What do we mean by “advocate third party interests”?
Of course, being available to engage in these unexpected problems takes time, too.
Another example is the one Cindy Cicalese mentioned in her endorsement. She submitted a minor patch to gerrit to add a needed hook to core and wasn't able to find anyone to review it. Because I was at SMWCon in Montreal and made it clear that I was available to help people get things done with MediaWiki, I was able to make sure her patch got the attention it needed.
Why are the items under “Cost of organising user group” distinct?
One question that came up during the IRC discussion that I wanted to provide more clarification for was this one from Greg:
- 20:17:06 <greg-g> In the budget section (thanks for that! it's good to have that break down), you have a line for "advocate third-party interests" at 4 hours/week. That one seems very nebulous (there is no definitive definition of what what entails, exactly, in the proposal); can you explain a bit about what you see fitting into that line item vs the first three line items in the "cost of organising (sic ;) ) a user group" section?
The “advocate third party interests” line is just a normal part of making the software available. See my response above for examples of what actually involves.
I tried to provide more detail for the other items below.
- Build up and maintain a user group
- This involves creating an entity that we can point to outside of MyM as the place for non-WMF users. Four hours a week covers the time needed for planning the work, creating the entity, and engaging people and organisations to participate and be involved in it.
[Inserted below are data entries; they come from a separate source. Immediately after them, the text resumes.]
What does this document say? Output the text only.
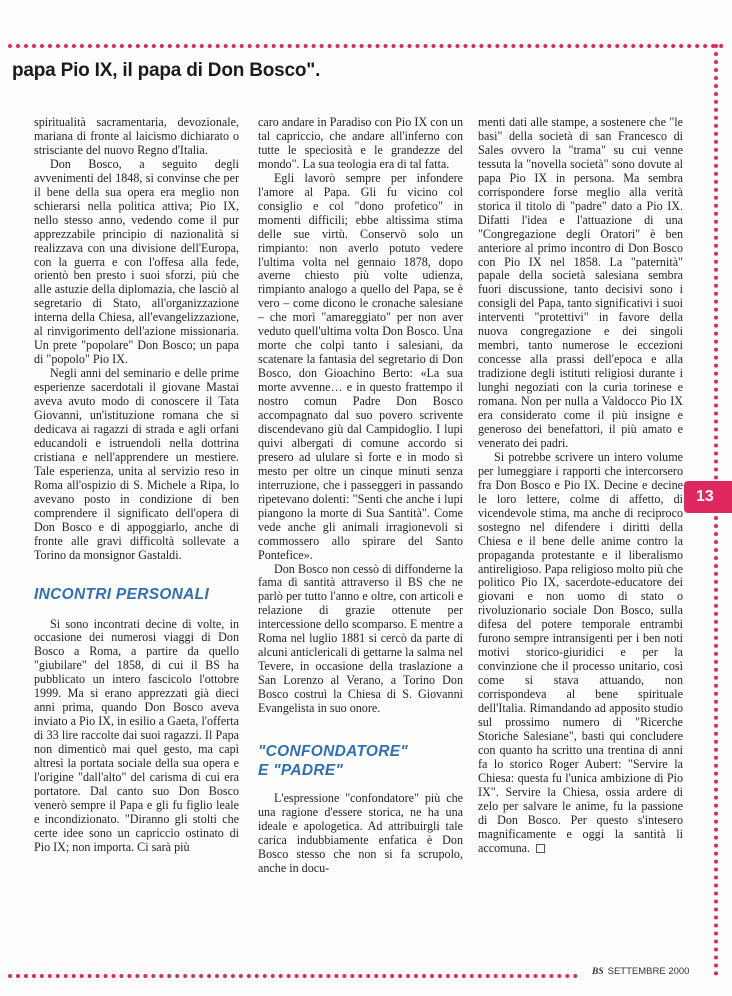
papa Pio IX, il papa di Don Bosco".

spiritualità sacramentaria, devozionale, mariana di fronte al laicismo dichiarato o strisciante del nuovo Regno d'Italia.

Don Bosco, a seguito degli avvenimenti del 1848, si convinse che per il bene della sua opera era meglio non schierarsi nella politica attiva; Pio IX, nello stesso anno, vedendo come il pur apprezzabile principio di nazionalità si realizzava con una divisione dell'Europa, con la guerra e con l'offesa alla fede, orientò ben presto i suoi sforzi, più che alle astuzie della diplomazia, che lasciò al segretario di Stato, all'organizzazione interna della Chiesa, all'evangelizzazione, al rinvigorimento dell'azione missionaria. Un prete "popolare" Don Bosco; un papa di "popolo" Pio IX.

Negli anni del seminario e delle prime esperienze sacerdotali il giovane Mastai aveva avuto modo di conoscere il Tata Giovanni, un'istituzione romana che si dedicava ai ragazzi di strada e agli orfani educandoli e istruendoli nella dottrina cristiana e nell'apprendere un mestiere. Tale esperienza, unita al servizio reso in Roma all'ospizio di S. Michele a Ripa, lo avevano posto in condizione di ben comprendere il significato dell'opera di Don Bosco e di appoggiarlo, anche di fronte alle gravi difficoltà sollevate a Torino da monsignor Gastaldi.

INCONTRI PERSONALI

Si sono incontrati decine di volte, in occasione dei numerosi viaggi di Don Bosco a Roma, a partire da quello "giubilare" del 1858, di cui il BS ha pubblicato un intero fascicolo l'ottobre 1999. Ma si erano apprezzati già dieci anni prima, quando Don Bosco aveva inviato a Pio IX, in esilio a Gaeta, l'offerta di 33 lire raccolte dai suoi ragazzi. Il Papa non dimenticò mai quel gesto, ma capì altresì la portata sociale della sua opera e l'origine "dall'alto" del carisma di cui era portatore. Dal canto suo Don Bosco venerò sempre il Papa e gli fu figlio leale e incondizionato. "Diranno gli stolti che certe idee sono un capriccio ostinato di Pio IX; non importa. Ci sarà più

caro andare in Paradiso con Pio IX con un tal capriccio, che andare all'inferno con tutte le speciosità e le grandezze del mondo". La sua teologia era di tal fatta.

Egli lavorò sempre per infondere l'amore al Papa. Gli fu vicino col consiglio e col "dono profetico" in momenti difficili; ebbe altissima stima delle sue virtù. Conservò solo un rimpianto: non averlo potuto vedere l'ultima volta nel gennaio 1878, dopo averne chiesto più volte udienza, rimpianto analogo a quello del Papa, se è vero – come dicono le cronache salesiane – che morì "amareggiato" per non aver veduto quell'ultima volta Don Bosco. Una morte che colpì tanto i salesiani, da scatenare la fantasia del segretario di Don Bosco, don Gioachino Berto: «La sua morte avvenne… e in questo frattempo il nostro comun Padre Don Bosco accompagnato dal suo povero scrivente discendevano giù dal Campidoglio. I lupi quivi albergati di comune accordo si presero ad ululare sì forte e in modo sì mesto per oltre un cinque minuti senza interruzione, che i passeggeri in passando ripetevano dolenti: "Senti che anche i lupi piangono la morte di Sua Santità". Come vede anche gli animali irragionevoli si commossero allo spirare del Santo Pontefice».

Don Bosco non cessò di diffonderne la fama di santità attraverso il BS che ne parlò per tutto l'anno e oltre, con articoli e relazione di grazie ottenute per intercessione dello scomparso. E mentre a Roma nel luglio 1881 si cercò da parte di alcuni anticlericali di gettarne la salma nel Tevere, in occasione della traslazione a San Lorenzo al Verano, a Torino Don Bosco costruì la Chiesa di S. Giovanni Evangelista in suo onore.

"CONFONDATORE"
E "PADRE"

L'espressione "confondatore" più che una ragione d'essere storica, ne ha una ideale e apologetica. Ad attribuirgli tale carica indubbiamente enfatica è Don Bosco stesso che non si fa scrupolo, anche in docu-

menti dati alle stampe, a sostenere che "le basi" della società di san Francesco di Sales ovvero la "trama" su cui venne tessuta la "novella società" sono dovute al papa Pio IX in persona. Ma sembra corrispondere forse meglio alla verità storica il titolo di "padre" dato a Pio IX. Difatti l'idea e l'attuazione di una "Congregazione degli Oratori" è ben anteriore al primo incontro di Don Bosco con Pio IX nel 1858. La "paternità" papale della società salesiana sembra fuori discussione, tanto decisivi sono i consigli del Papa, tanto significativi i suoi interventi "protettivi" in favore della nuova congregazione e dei singoli membri, tanto numerose le eccezioni concesse alla prassi dell'epoca e alla tradizione degli istituti religiosi durante i lunghi negoziati con la curia torinese e romana. Non per nulla a Valdocco Pio IX era considerato come il più insigne e generoso dei benefattori, il più amato e venerato dei padri.

Si potrebbe scrivere un intero volume per lumeggiare i rapporti che intercorsero fra Don Bosco e Pio IX. Decine e decine le loro lettere, colme di affetto, di vicendevole stima, ma anche di reciproco sostegno nel difendere i diritti della Chiesa e il bene delle anime contro la propaganda protestante e il liberalismo antireligioso. Papa religioso molto più che politico Pio IX, sacerdote-educatore dei giovani e non uomo di stato o rivoluzionario sociale Don Bosco, sulla difesa del potere temporale entrambi furono sempre intransigenti per i ben noti motivi storico-giuridici e per la convinzione che il processo unitario, così come si stava attuando, non corrispondeva al bene spirituale dell'Italia. Rimandando ad apposito studio sul prossimo numero di "Ricerche Storiche Salesiane", basti qui concludere con quanto ha scritto una trentina di anni fa lo storico Roger Aubert: "Servire la Chiesa: questa fu l'unica ambizione di Pio IX". Servire la Chiesa, ossia ardere di zelo per salvare le anime, fu la passione di Don Bosco. Per questo s'intesero magnificamente e oggi la santità li accomuna.

13
BS SETTEMBRE 2000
- Understand and build up an ecosystem
- We need to use data from WikiApiary and performing our own surveys to conduct a full environmental scan to identify the characteristics of our users and active developers to find ways to engage them.
- Work towards a developer community
- While some of the people currently in the current MediaWiki community are third party developers (for example, the Consortium is made of of people like this), there is an entire group of developers working to extend MediaWiki that are not yet part of the MediaWiki ecosystem. This line actually means that we want to broaden the developer community to include these other developers. We need to draw these people in and show them that there is a market that needs the MW-focused skills that they have.
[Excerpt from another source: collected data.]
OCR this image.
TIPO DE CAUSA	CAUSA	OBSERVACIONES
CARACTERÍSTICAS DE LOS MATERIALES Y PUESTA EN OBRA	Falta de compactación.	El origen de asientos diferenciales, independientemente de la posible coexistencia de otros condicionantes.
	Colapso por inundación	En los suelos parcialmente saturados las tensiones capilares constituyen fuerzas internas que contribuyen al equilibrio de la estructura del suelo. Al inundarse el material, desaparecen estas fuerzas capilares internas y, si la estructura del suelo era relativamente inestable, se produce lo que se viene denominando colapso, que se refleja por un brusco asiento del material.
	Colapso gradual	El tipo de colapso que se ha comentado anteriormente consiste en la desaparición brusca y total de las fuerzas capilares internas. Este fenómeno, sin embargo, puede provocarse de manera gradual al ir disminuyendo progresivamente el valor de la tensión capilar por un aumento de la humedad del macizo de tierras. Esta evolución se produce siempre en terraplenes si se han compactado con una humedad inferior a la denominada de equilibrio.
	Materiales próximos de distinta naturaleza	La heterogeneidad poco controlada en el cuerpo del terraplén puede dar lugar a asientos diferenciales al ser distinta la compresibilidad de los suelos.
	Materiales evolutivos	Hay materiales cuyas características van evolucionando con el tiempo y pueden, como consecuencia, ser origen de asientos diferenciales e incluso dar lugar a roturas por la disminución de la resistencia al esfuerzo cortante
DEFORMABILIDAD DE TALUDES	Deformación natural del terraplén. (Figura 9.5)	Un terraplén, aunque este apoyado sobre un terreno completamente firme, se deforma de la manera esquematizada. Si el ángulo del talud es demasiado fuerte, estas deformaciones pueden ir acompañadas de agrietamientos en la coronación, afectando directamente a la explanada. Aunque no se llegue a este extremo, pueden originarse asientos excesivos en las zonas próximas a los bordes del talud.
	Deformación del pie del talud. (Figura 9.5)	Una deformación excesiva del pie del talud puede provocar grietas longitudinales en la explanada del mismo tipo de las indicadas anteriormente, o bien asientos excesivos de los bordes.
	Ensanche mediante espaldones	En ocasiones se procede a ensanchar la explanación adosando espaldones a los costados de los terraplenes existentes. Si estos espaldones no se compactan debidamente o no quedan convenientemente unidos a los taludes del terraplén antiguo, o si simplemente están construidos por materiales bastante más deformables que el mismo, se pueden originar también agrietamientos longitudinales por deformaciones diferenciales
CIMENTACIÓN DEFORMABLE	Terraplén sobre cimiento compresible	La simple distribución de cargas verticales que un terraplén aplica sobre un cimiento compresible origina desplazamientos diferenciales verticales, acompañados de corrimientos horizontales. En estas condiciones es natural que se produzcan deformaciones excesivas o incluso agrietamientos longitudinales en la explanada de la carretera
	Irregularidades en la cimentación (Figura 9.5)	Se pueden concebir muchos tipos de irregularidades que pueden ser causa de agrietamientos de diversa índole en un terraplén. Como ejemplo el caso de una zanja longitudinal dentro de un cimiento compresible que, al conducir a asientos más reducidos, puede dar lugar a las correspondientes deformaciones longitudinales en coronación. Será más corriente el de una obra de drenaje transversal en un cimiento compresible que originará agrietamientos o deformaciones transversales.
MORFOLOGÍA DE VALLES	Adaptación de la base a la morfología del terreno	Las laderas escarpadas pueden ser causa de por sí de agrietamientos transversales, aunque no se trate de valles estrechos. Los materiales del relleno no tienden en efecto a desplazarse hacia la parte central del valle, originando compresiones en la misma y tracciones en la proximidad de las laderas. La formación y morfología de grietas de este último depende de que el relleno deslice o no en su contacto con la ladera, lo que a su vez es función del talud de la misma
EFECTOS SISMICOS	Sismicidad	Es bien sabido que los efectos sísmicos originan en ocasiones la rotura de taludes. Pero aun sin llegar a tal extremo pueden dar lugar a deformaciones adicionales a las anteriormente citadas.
Should this not be on Talk:Release Management RFP/2014/Mark y Markus LLC? Unfortunately that isn't an LQT page so I can't move the thread...
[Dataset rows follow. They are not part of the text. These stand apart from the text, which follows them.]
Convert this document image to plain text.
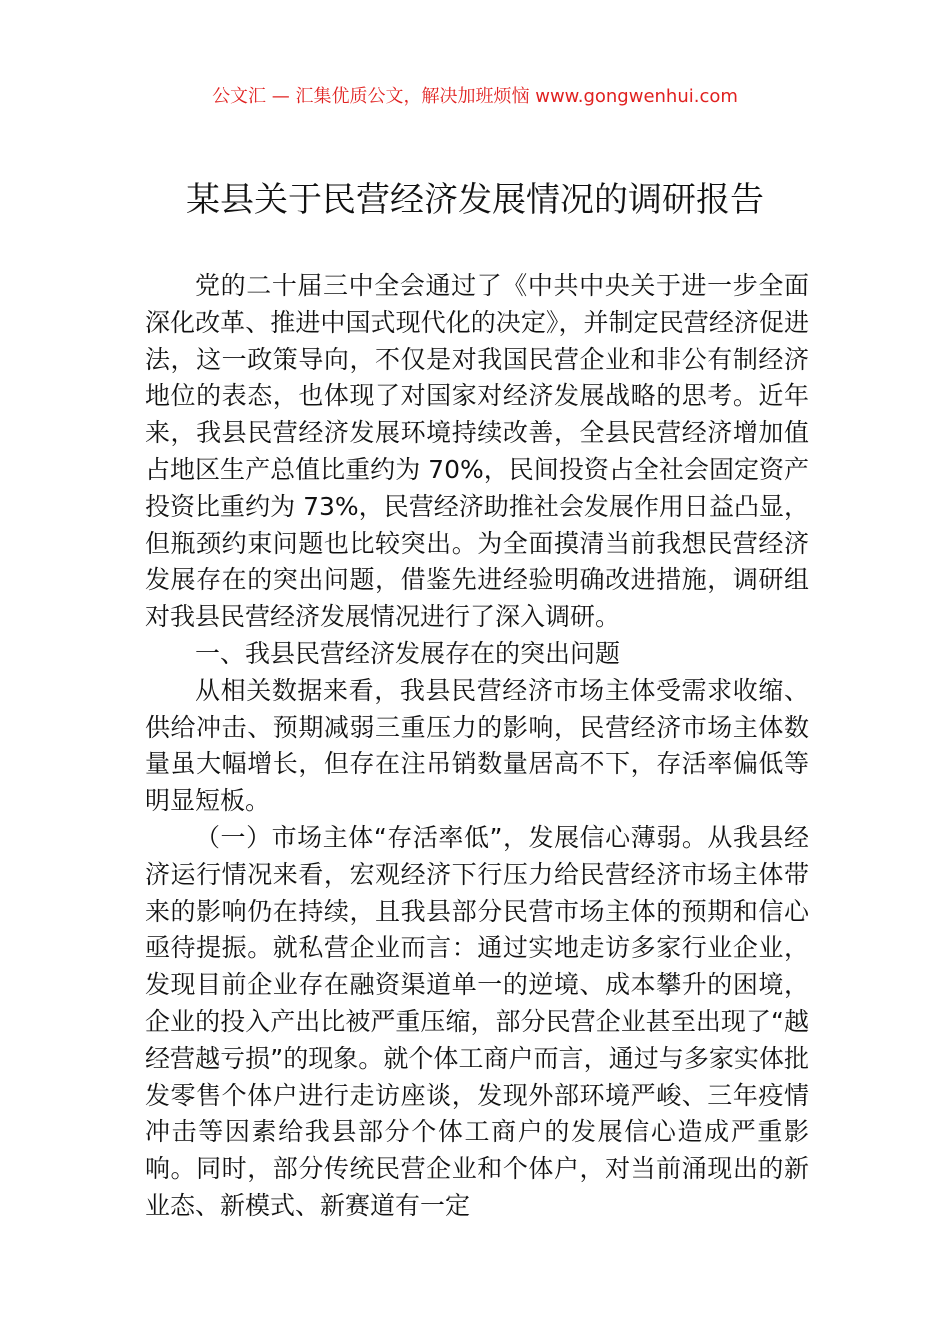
公文汇 — 汇集优质公文，解决加班烦恼 www.gongwenhui.com
某县关于民营经济发展情况的调研报告

党的二十届三中全会通过了《中共中央关于进一步全面深化改革、推进中国式现代化的决定》，并制定民营经济促进法，这一政策导向，不仅是对我国民营企业和非公有制经济地位的表态，也体现了对国家对经济发展战略的思考。近年来，我县民营经济发展环境持续改善，全县民营经济增加值占地区生产总值比重约为 70%，民间投资占全社会固定资产投资比重约为 73%，民营经济助推社会发展作用日益凸显，但瓶颈约束问题也比较突出。为全面摸清当前我想民营经济发展存在的突出问题，借鉴先进经验明确改进措施，调研组对我县民营经济发展情况进行了深入调研。

一、我县民营经济发展存在的突出问题

从相关数据来看，我县民营经济市场主体受需求收缩、供给冲击、预期减弱三重压力的影响，民营经济市场主体数量虽大幅增长，但存在注吊销数量居高不下，存活率偏低等明显短板。

（一）市场主体“存活率低”，发展信心薄弱。从我县经济运行情况来看，宏观经济下行压力给民营经济市场主体带来的影响仍在持续，且我县部分民营市场主体的预期和信心亟待提振。就私营企业而言：通过实地走访多家行业企业，发现目前企业存在融资渠道单一的逆境、成本攀升的困境，企业的投入产出比被严重压缩，部分民营企业甚至出现了“越经营越亏损”的现象。就个体工商户而言，通过与多家实体批发零售个体户进行走访座谈，发现外部环境严峻、三年疫情冲击等因素给我县部分个体工商户的发展信心造成严重影响。同时，部分传统民营企业和个体户，对当前涌现出的新业态、新模式、新赛道有一定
You're right, it should be. Still there was discussion here about our proposal and, hey!, LQT!
Subsidiary for commercial support?
So, since Wikimedia Foundation isn't interested in maintaining MediaWiki itself for third party users, how about we form a subsidiary company to handle commercial support, maintenance, install and hosting services? This could be a for-profit subsidiary, like Mozilla Foundation's Mozilla Corporation, if that makes sense.
I think there's demand for this, and it makes sense to do it under the Wikimedia umbrella.
Who's "we"? :) If you wait for the WMF board of trustees I doubt such a company will ever be formed. On the other hand, if a random guy, say Brion Vibber ;) (or some other MediaWiki devs), opened a company with whatever name and made an offer for this RfP, they could get this contract; and if things go well that company may develop in many ways, for instance becoming a partner organisation or even a Wikimedia thematical organisation named MediaWiki something. Just saying.
My impression from discussions I've had (and probably shaped by my own biases) is that there is more interest in another non-profit org to handle this.
In fact, the user group we're proposing this year is meant to demonstrate interest in MediaWiki from outside the Foundation. If the user group is viable, it will take over the release management.
Nice, I'll check out the proposals!
Eventually it may make sense to move this page to a subpage structure under RFP (expanded, of course). It depends if there will be more of these in the future.
Agree. If/when there's another one, I'll do that.